The AP100 gives pilots three separate ways to pull the ripcord, so to speak. It can trigger itself automatically the moment it detects an anomaly or a geocaging breach, meaning the drone strays somewhere it should not be. Pilots who want manual control can swipe to deploy directly inside the DJI Pilot 2 app, no digging through menus required. There is also a remote option through FlightHub 2’s FTS page, useful for fleet operators managing multiple aircraft from a central hub. Layering automatic, manual, and remote deployment together means there is rarely a scenario where the parachute simply cannot be triggered in time.

None of this exists in a vacuum. Commercial drone missions flying over cities or beyond the pilot’s direct line of sight, what the industry calls BVLOS, have to satisfy strict safety categories like C5 and C6 before regulators sign off. Surveying a highway route or inspecting a pipeline that snakes through populated areas used to mean stacking on extra precautions just to get approval. A parachute rated to meet those standards effectively does the compliance heavy lifting on its own. That turns what used to be a drawn out approval process into something considerably more straightforward for operators trying to get missions off the ground, literally and legally.

The hardware itself is built for the grind of daily operations rather than sitting as a one time safety gimmick. Pilots can swap batteries without ever detaching the parachute, which sounds minor until you are the one doing it in the field between flights. It also carries the same IP55 rating as the Matrice 400 itself, so rain or dust does not take it out of commission. Full system self checks run automatically at startup, cross referencing communication links and hardware status before the drone even leaves the ground. These are the kinds of details that matter more to the operator running ten missions a week than to anyone reading a spec sheet once.

Here is the catch, though. The AP100 is built exclusively for the Matrice 400, DJI’s enterprise platform aimed at industrial inspection, surveying, and public safety work. Your Mavic will not be getting one, and neither will your FPV drone, at least not yet. That is not entirely surprising given the size and cost tradeoffs involved in strapping a parachute system to something meant to be light and nimble. But DJI has a track record of trickling enterprise safety features down into consumer lines once the engineering matures, and a company that just built a first party parachute for one drone rarely stops at just one.

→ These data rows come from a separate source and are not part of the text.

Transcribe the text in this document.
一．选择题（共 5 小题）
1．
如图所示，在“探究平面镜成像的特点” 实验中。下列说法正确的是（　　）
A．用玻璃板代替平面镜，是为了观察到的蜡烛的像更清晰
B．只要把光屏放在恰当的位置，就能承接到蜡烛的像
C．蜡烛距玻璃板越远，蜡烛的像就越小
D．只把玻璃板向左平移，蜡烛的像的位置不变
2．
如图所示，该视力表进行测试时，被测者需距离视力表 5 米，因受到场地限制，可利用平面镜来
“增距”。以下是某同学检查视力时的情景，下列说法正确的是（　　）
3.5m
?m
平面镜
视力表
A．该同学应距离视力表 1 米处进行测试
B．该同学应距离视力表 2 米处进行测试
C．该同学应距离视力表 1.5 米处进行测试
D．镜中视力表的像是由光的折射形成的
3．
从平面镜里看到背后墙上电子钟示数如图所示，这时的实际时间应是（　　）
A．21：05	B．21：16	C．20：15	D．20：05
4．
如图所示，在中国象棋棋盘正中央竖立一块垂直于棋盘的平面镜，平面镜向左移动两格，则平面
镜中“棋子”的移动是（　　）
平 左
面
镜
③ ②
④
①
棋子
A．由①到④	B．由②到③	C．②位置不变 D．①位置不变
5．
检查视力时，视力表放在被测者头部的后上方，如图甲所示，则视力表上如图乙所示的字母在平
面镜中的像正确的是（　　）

Regulators keep pushing drones toward busier skies, over highways, over crowds, over exactly the kind of scenarios where a hardware failure stops being a minor inconvenience and starts being a genuine hazard. DJI building a parachute directly into its own ecosystem, rather than leaving it to third party add ons, suggests the company sees this as a standard feature rather than an optional extra. Whether that logic eventually reaches the Mavic or Air lineup remains to be seen, but the direction feels obvious. Falling should not be part of the risk calculus anymore, and DJI just made a very public bet on that idea.